The ImageJ code only accepts paletted data as input though. Since most images are in 24-bit colour, you need to perform a colour reduction somehow. Fortunately, someone went and took the colour quantizer used in ImageMagick and rewrote it for use in Java. It uses an octree for its colour quantization, which is a technique described in much detail elsewhere on the Internet. The quantization code needs to be reworked a bit to properly handle transparent pixels, but fixing that isn't too much work. A more important fix though is that the code performs an unnecessary optimization to save memory, which results in poor quality quantization. In the constructor for Cube, it sets the tree depth to log_4 of max_colors.
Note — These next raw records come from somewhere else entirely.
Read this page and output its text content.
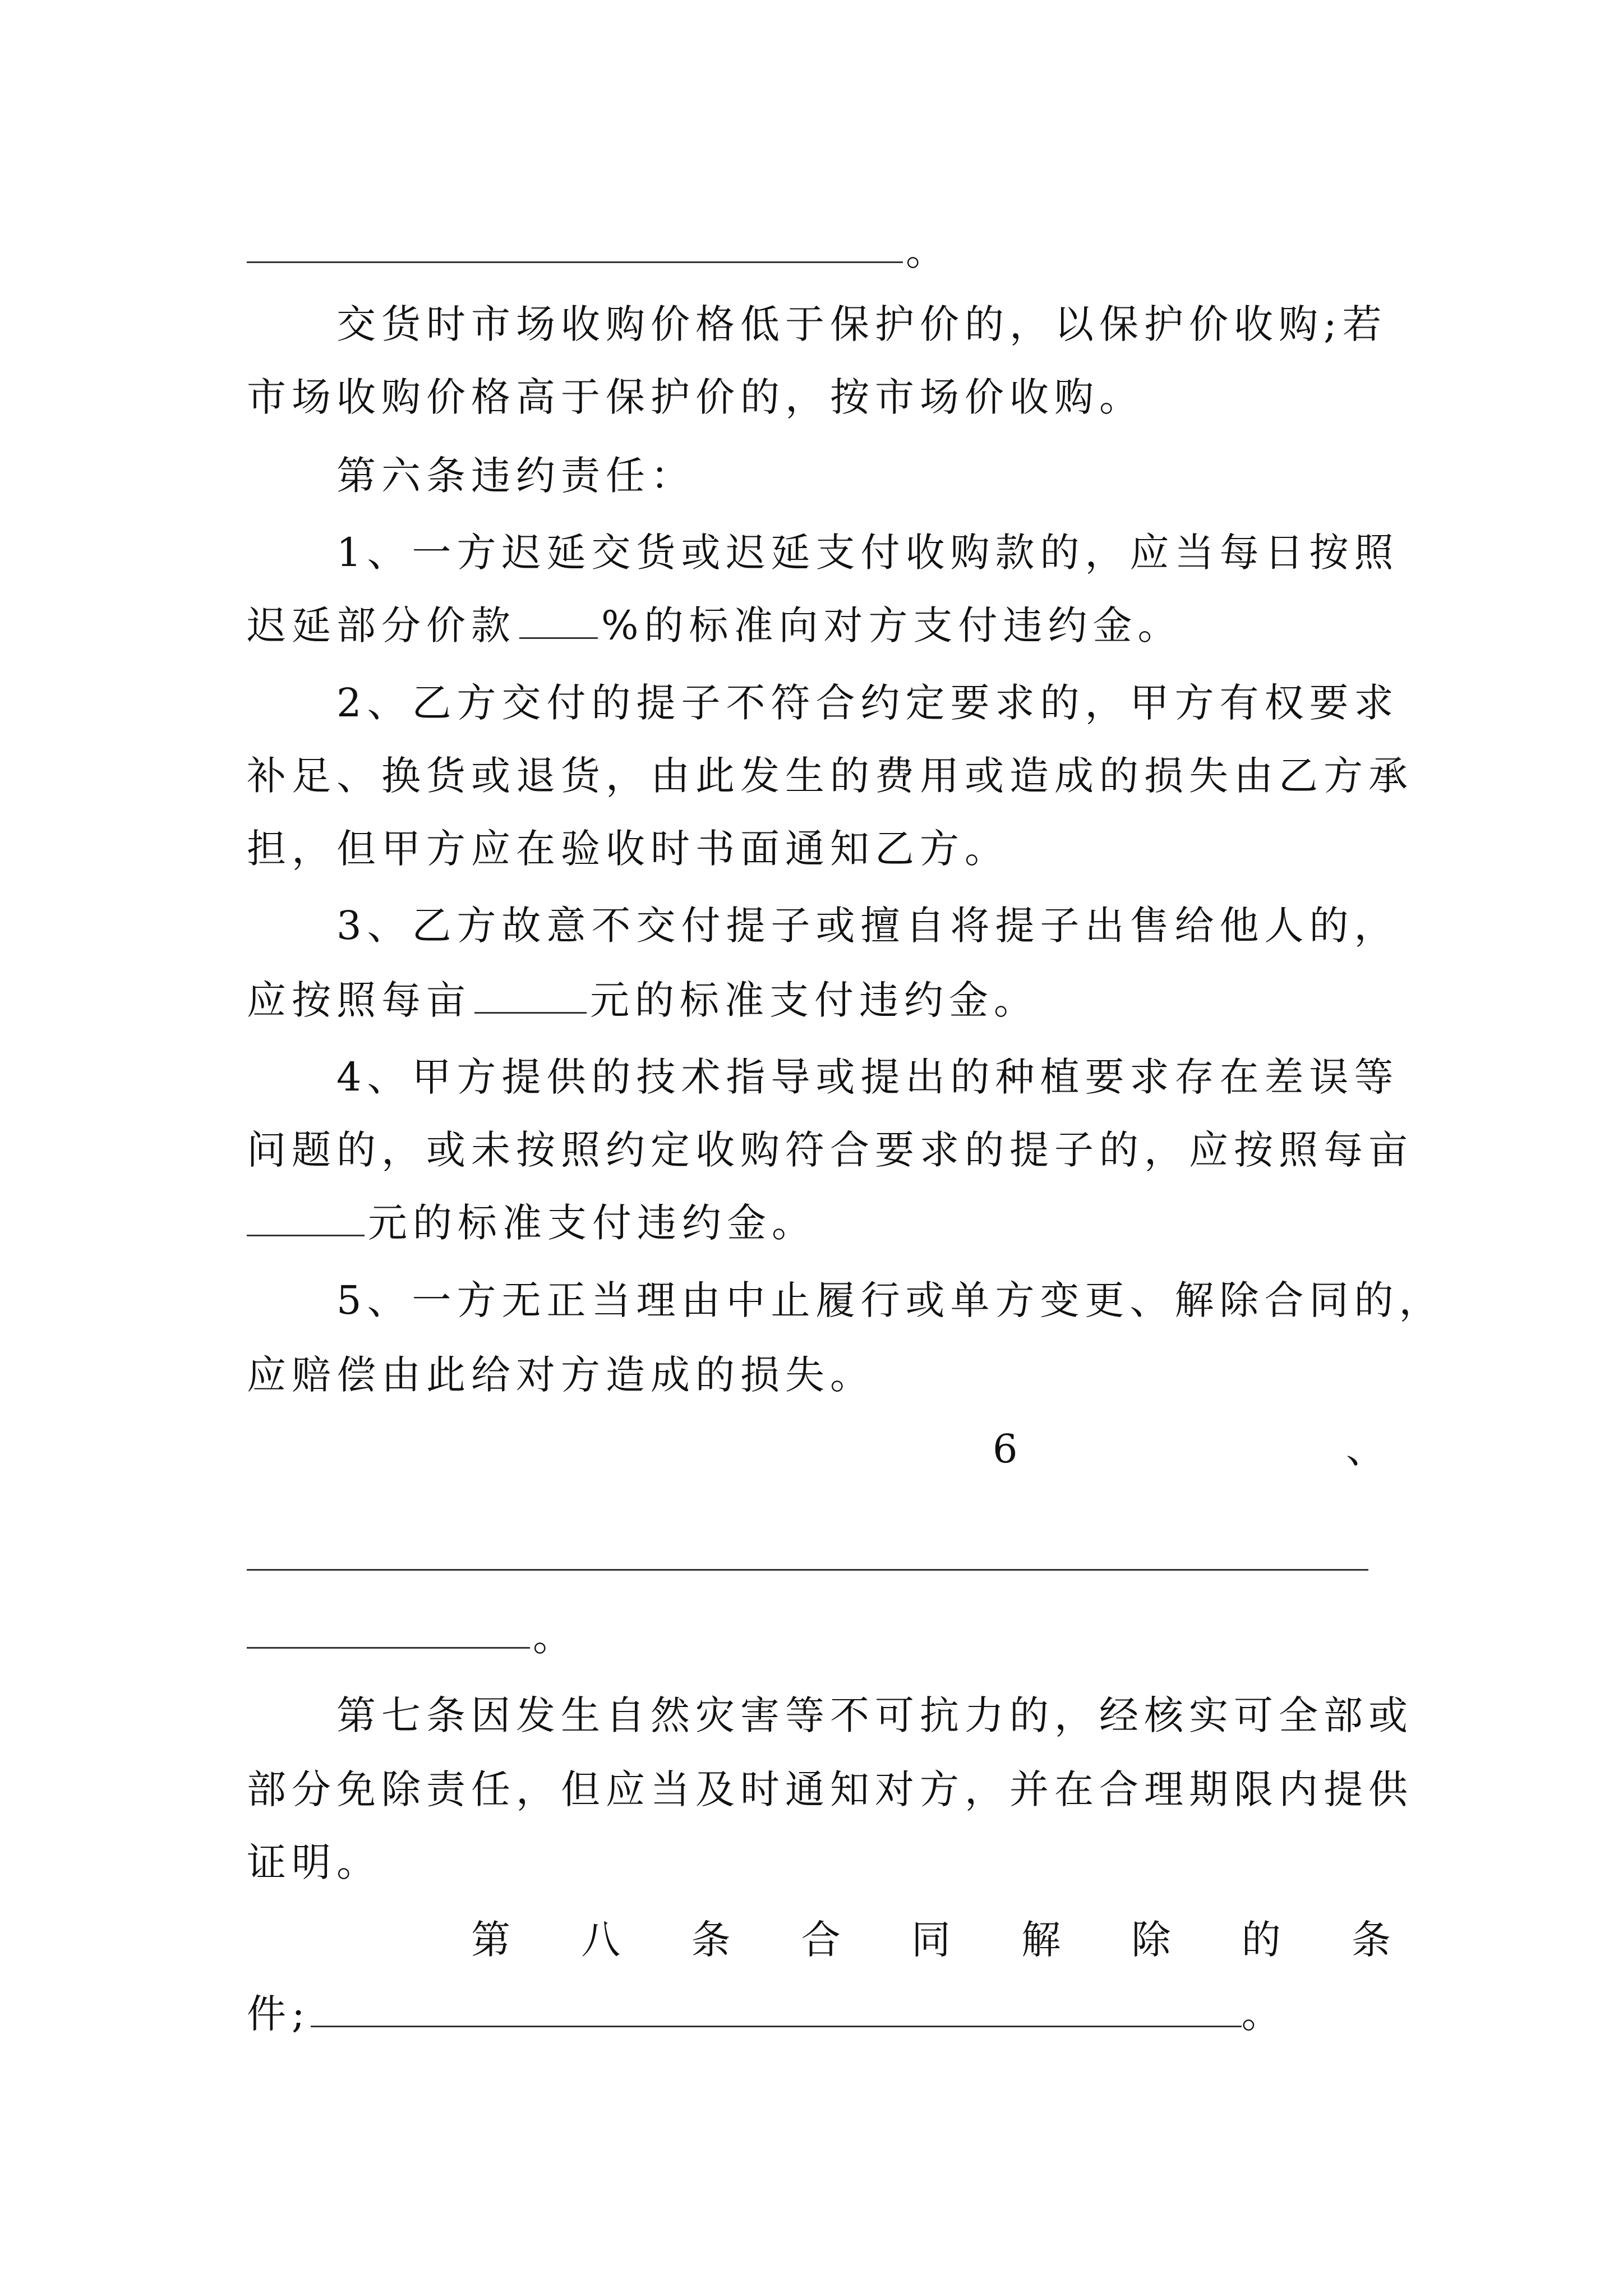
。
交货时市场收购价格低于保护价的，以保护价收购;若
市场收购价格高于保护价的，按市场价收购。
第六条违约责任：
1、一方迟延交货或迟延支付收购款的，应当每日按照
迟延部分价款 %的标准向对方支付违约金。
2、乙方交付的提子不符合约定要求的，甲方有权要求
补足、换货或退货，由此发生的费用或造成的损失由乙方承
担，但甲方应在验收时书面通知乙方。
3、乙方故意不交付提子或擅自将提子出售给他人的，
应按照每亩	元的标准支付违约金。
4、甲方提供的技术指导或提出的种植要求存在差误等
问题的，或未按照约定收购符合要求的提子的，应按照每亩
元的标准支付违约金。
5、一方无正当理由中止履行或单方变更、解除合同的，
应赔偿由此给对方造成的损失。
6	、
。
第七条因发生自然灾害等不可抗力的，经核实可全部或
部分免除责任，但应当及时通知对方，并在合理期限内提供
证明。
第 八 条 合 同 解 除 的 条
件;	。
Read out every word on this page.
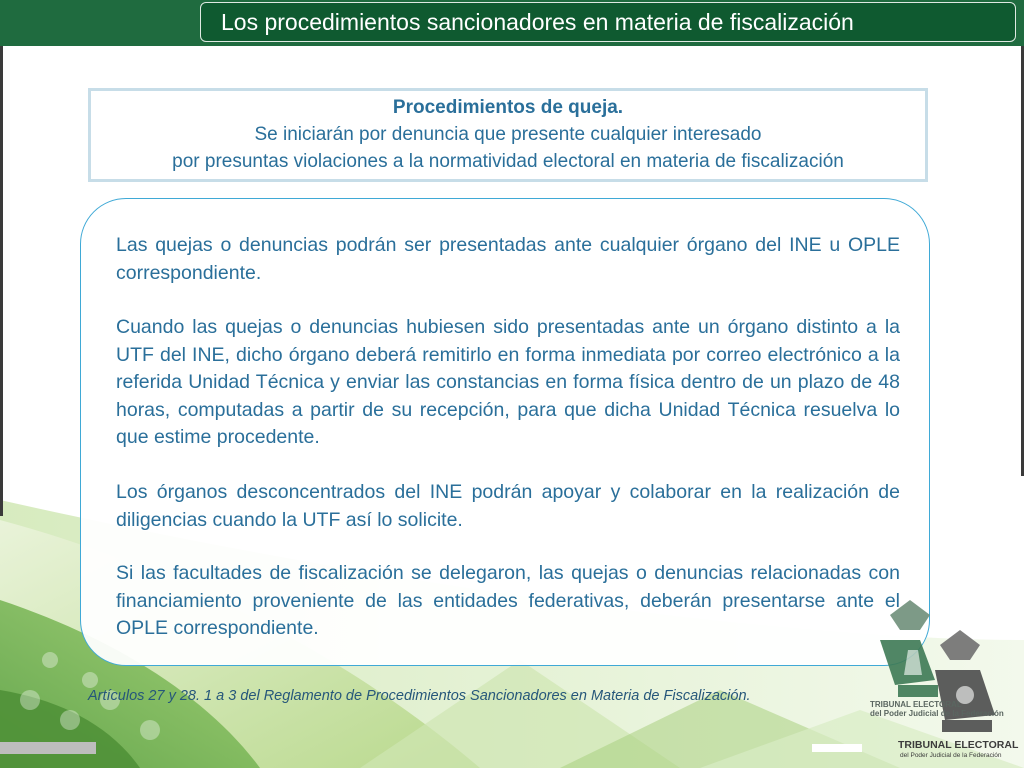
Los procedimientos sancionadores en materia de fiscalización
Procedimientos de queja.
Se iniciarán por denuncia que presente cualquier interesado
por presuntas violaciones a la normatividad electoral en materia de fiscalización

Las quejas o denuncias podrán ser presentadas ante cualquier órgano del INE u OPLE correspondiente.

Cuando las quejas o denuncias hubiesen sido presentadas ante un órgano distinto a la UTF del INE, dicho órgano deberá remitirlo en forma inmediata por correo electrónico a la referida Unidad Técnica y enviar las constancias en forma física dentro de un plazo de 48 horas, computadas a partir de su recepción, para que dicha Unidad Técnica resuelva lo que estime procedente.

Los órganos desconcentrados del INE podrán apoyar y colaborar en la realización de diligencias cuando la UTF así lo solicite.

Si las facultades de fiscalización se delegaron, las quejas o denuncias relacionadas con financiamiento proveniente de las entidades federativas, deberán presentarse ante el OPLE correspondiente.

Artículos 27 y 28. 1 a 3 del Reglamento de Procedimientos Sancionadores en Materia de Fiscalización.
TRIBUNAL ELECTORAL
del Poder Judicial de la Federación
TRIBUNAL ELECTORAL
del Poder Judicial de la Federación
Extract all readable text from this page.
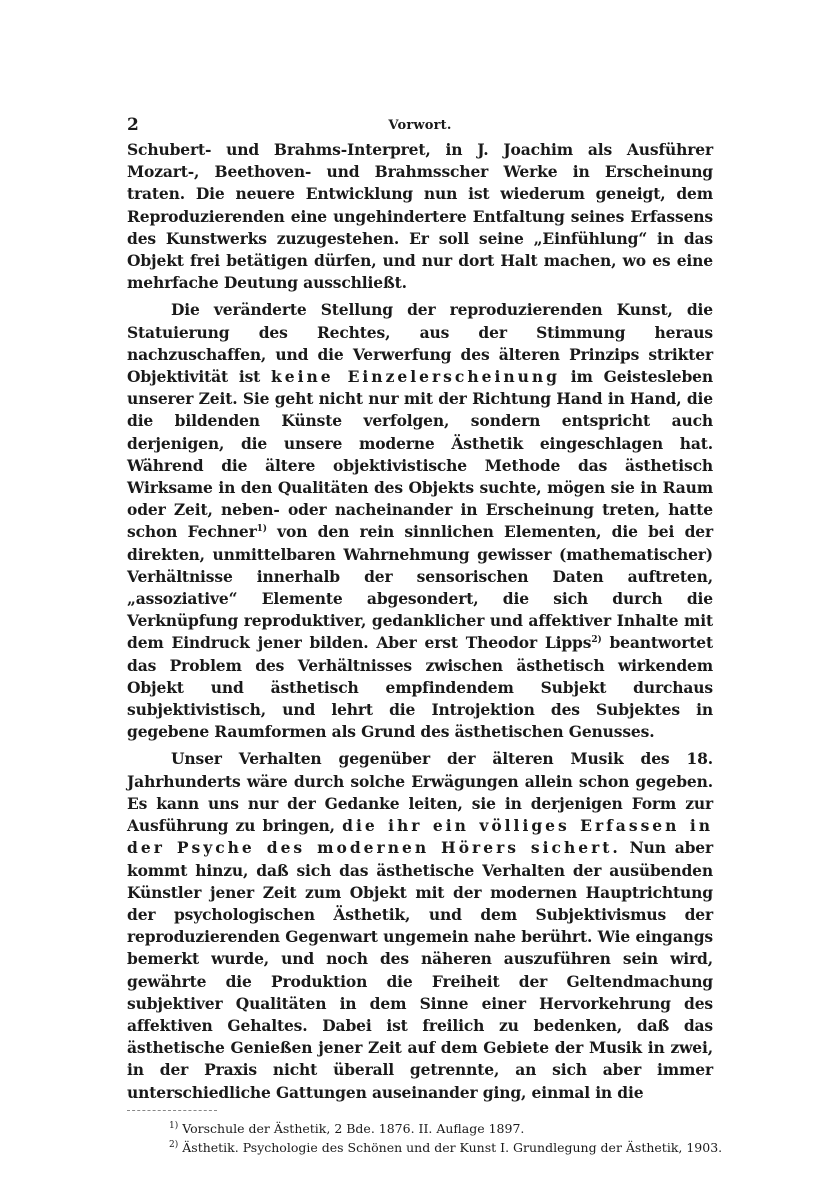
2	Vorwort.

Schubert- und Brahms-Interpret, in J. Joachim als Ausführer Mozart-, Beethoven- und Brahmsscher Werke in Erscheinung traten. Die neuere Entwicklung nun ist wiederum geneigt, dem Reproduzierenden eine ungehindertere Entfaltung seines Erfassens des Kunstwerks zuzugestehen. Er soll seine „Einfühlung“ in das Objekt frei betätigen dürfen, und nur dort Halt machen, wo es eine mehrfache Deutung ausschließt.

Die veränderte Stellung der reproduzierenden Kunst, die Statuierung des Rechtes, aus der Stimmung heraus nachzuschaffen, und die Verwerfung des älteren Prinzips strikter Objektivität ist keine Einzelerscheinung im Geistesleben unserer Zeit. Sie geht nicht nur mit der Richtung Hand in Hand, die die bildenden Künste verfolgen, sondern entspricht auch derjenigen, die unsere moderne Ästhetik eingeschlagen hat. Während die ältere objektivistische Methode das ästhetisch Wirksame in den Qualitäten des Objekts suchte, mögen sie in Raum oder Zeit, neben- oder nacheinander in Erscheinung treten, hatte schon Fechner$^{1)}$ von den rein sinnlichen Elementen, die bei der direkten, unmittelbaren Wahrnehmung gewisser (mathematischer) Verhältnisse innerhalb der sensorischen Daten auftreten, „assoziative“ Elemente abgesondert, die sich durch die Verknüpfung reproduktiver, gedanklicher und affektiver Inhalte mit dem Eindruck jener bilden. Aber erst Theodor Lipps$^{2)}$ beantwortet das Problem des Verhältnisses zwischen ästhetisch wirkendem Objekt und ästhetisch empfindendem Subjekt durchaus subjektivistisch, und lehrt die Introjektion des Subjektes in gegebene Raumformen als Grund des ästhetischen Genusses.

Unser Verhalten gegenüber der älteren Musik des 18. Jahrhunderts wäre durch solche Erwägungen allein schon gegeben. Es kann uns nur der Gedanke leiten, sie in derjenigen Form zur Ausführung zu bringen, die ihr ein völliges Erfassen in der Psyche des modernen Hörers sichert. Nun aber kommt hinzu, daß sich das ästhetische Verhalten der ausübenden Künstler jener Zeit zum Objekt mit der modernen Hauptrichtung der psychologischen Ästhetik, und dem Subjektivismus der reproduzierenden Gegenwart ungemein nahe berührt. Wie eingangs bemerkt wurde, und noch des näheren auszuführen sein wird, gewährte die Produktion die Freiheit der Geltendmachung subjektiver Qualitäten in dem Sinne einer Hervorkehrung des affektiven Gehaltes. Dabei ist freilich zu bedenken, daß das ästhetische Genießen jener Zeit auf dem Gebiete der Musik in zwei, in der Praxis nicht überall getrennte, an sich aber immer unterschiedliche Gattungen auseinander ging, einmal in die

$^{1)}$ Vorschule der Ästhetik, 2 Bde. 1876. II. Auflage 1897.
$^{2)}$ Ästhetik. Psychologie des Schönen und der Kunst I. Grundlegung der Ästhetik, 1903.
Instead, the tree depth should just be set to the maximum depth of 8. Although the original ImageMagick did limit the tree depth to log_4 of max_colors, they used another optimization elsewhere in the code to reduce the effect of that limitation.

Once you combine these two pieces of code together (you have to change some of the APIs to handle transparency and other things), then you end up with a very reasonable GIF exporter.

Monday, March 13, 2006

Firefox Should Stop Being So Smug About It's CSS Support

Because, honestly, Firefox is missing some fairly major CSS features. Notably, it's missing support for "inline-block." This problem has been known since 1999 (7 years ago!) and is listed as bug 9458, but the Mozilla people haven't been particularly inclined to fix it.

I think the problem is fairly important because it's the one CSS feature that allows for arbitrary nesting of inlines and blocks. Usually, you can put inlines in blocks and blocks in other blocks. Inline-block is the feature that lets you put blocks in inlines. This opens up a certain class of layouts that aren't otherwise possible.

Reading the bug description in bugzilla, it seems like Mozilla's Gecko rendering engine is fundamentally flawed and can't really handle this feature without a major rewrite. Internet Explorer handles inline-block well, so, in my opinion, IE has superior CSS compliance than Firefox.